We performed a prospective in vitro phantom study. Therefore, we used custom-made industry-standard cylindric rods of CPP and HA (both 50, 100, 200 mg/ml). We scanned all samples with PCD-CT twice (at 120 kV and 140 kV) and with the standard-of-care EID-CT (dual-source scanner at 80 kV and tin-filtered (Sn) 150 kV). All scans were performed at an identical and clinically realistic dose using a CT dose index of 8 milligray. Ten fixed-size region of interest measurements of 50 voxels each were performed on axial reconstructions per rod and series, respectively. We calculated Dual energy (DE) CT ratios for each material in each scanner. ROC curves and respective AUC values with 95% confidence intervals were calculated to assess differentiability of CPP vs. HA, for each scan setting, respectively. In addition, we assessed limit of detection (LOD, in mg/ml) for both materials, separately per 50-voxels-ROI and per voxel, using linear regression coefficients of attenuation as a function of concentration.
DECT ratios were slightly different between CPP and HA in EID-CT and in PCD-CT scans. AUC values for the performance of differentiation between CPP and HA was significantly higher in PCD-CT scans (AUC: 0.969 and 0.987 vs. 0.874 for PCD-CT at 120kV and 140kV vs. EID-CT; p<0.05). LOD was overall comparable between methods, with the lowest LOD for CPP ranging from 7.69 – 10.84 mg/ml per voxel and from 2.61 – 3.45 mg/ml per ROI, compared to 8.18 – 9.98 mg/ml per voxel and 2.44 – 3.51 mg/ml per ROI for HA across the different scan methods.

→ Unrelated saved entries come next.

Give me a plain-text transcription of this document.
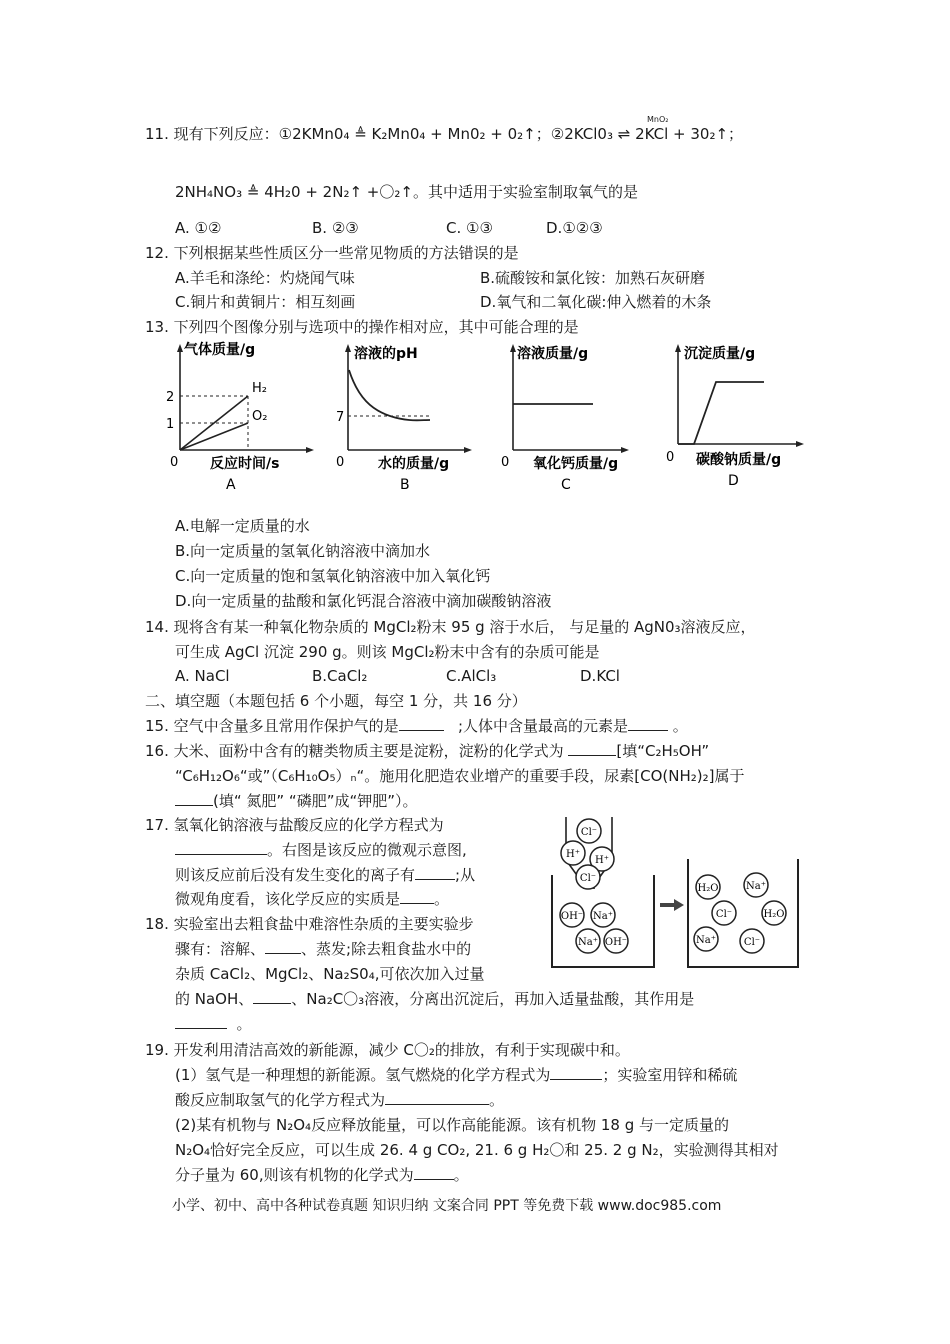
11. 现有下列反应：①2KMn0₄ ≜ K₂Mn0₄ + Mn0₂ + 0₂↑；②2KCl0₃ ⇌ 2KCl + 30₂↑；
MnO₂
2NH₄NO₃ ≜ 4H₂0 + 2N₂↑ +〇₂↑。其中适用于实验室制取氧气的是
A. ①②	B. ②③	C. ①③	D.①②③
12. 下列根据某些性质区分一些常见物质的方法错误的是
A.羊毛和涤纶：灼烧闻气味	B.硫酸铵和氯化铵：加熟石灰研磨
C.铜片和黄铜片：相互刻画	D.氧气和二氧化碳:伸入燃着的木条
13. 下列四个图像分别与选项中的操作相对应，其中可能合理的是
气体质量/g
2
1
H₂
O₂
0 反应时间/s
A
溶液的pH
7
0 水的质量/g
B
溶液质量/g
0 氧化钙质量/g
C
沉淀质量/g
0 碳酸钠质量/g
D
A.电解一定质量的水
B.向一定质量的氢氧化钠溶液中滴加水
C.向一定质量的饱和氢氧化钠溶液中加入氧化钙
D.向一定质量的盐酸和氯化钙混合溶液中滴加碳酸钠溶液
14. 现将含有某一种氧化物杂质的 MgCl₂粉末 95 g 溶于水后， 与足量的 AgN0₃溶液反应，
可生成 AgCl 沉淀 290 g。则该 MgCl₂粉末中含有的杂质可能是
A. NaCl	B.CaCl₂	C.AlCl₃	D.KCl
二、填空题（本题包括 6 个小题，每空 1 分，共 16 分）
15. 空气中含量多且常用作保护气的是	;人体中含量最高的元素是	。
16. 大米、面粉中含有的糖类物质主要是淀粉，淀粉的化学式为	[填“C₂H₅OH”
“C₆H₁₂O₆“或”（C₆H₁₀O₅）ₙ“。施用化肥造农业增产的重要手段，尿素[CO(NH₂)₂]属于
(填“ 氮肥” “磷肥”成“钾肥”）。
17. 氢氧化钠溶液与盐酸反应的化学方程式为
。右图是该反应的微观示意图,
则该反应前后没有发生变化的离子有	;从
微观角度看，该化学反应的实质是 。
18. 实验室出去粗食盐中难溶性杂质的主要实验步
骤有：溶解、 、蒸发;除去粗食盐水中的
杂质 CaCl₂、MgCl₂、Na₂S0₄,可依次加入过量
的 NaOH、	、Na₂C〇₃溶液，分离出沉淀后，再加入适量盐酸，其作用是
。
Cl⁻
H⁺
H⁺
Cl⁻
OH⁻ Na⁺
Na⁺ OH⁻
H₂O	Na⁺
Cl⁻	H₂O
Na⁺	Cl⁻
19. 开发利用清洁高效的新能源，减少 C〇₂的排放，有利于实现碳中和。
(1）氢气是一种理想的新能源。氢气燃烧的化学方程式为	；实验室用锌和稀硫
酸反应制取氢气的化学方程式为	。
(2)某有机物与 N₂O₄反应释放能量，可以作高能能源。该有机物 18 g 与一定质量的
N₂O₄恰好完全反应，可以生成 26. 4 g CO₂, 21. 6 g H₂〇和 25. 2 g N₂，实验测得其相对
分子量为 60,则该有机物的化学式为	。
小学、初中、高中各种试卷真题 知识归纳 文案合同 PPT 等免费下载 www.doc985.com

In conclusion, we provide preclinical proof of principle that detection and characterization of calcium-based crystals can be performed with PCD-CT at improved performance compared to the best-performing EID-CT, with excellent accuracy. These first results are promising with respect to the potential development of a reliable imaging assessment method for the differentiation and characterization of calcium-based crystal load involved in symptomatic arthropathies. Further studies will be required to demonstrate comparable diagnostic confidence of PCD-CT in clinical settings.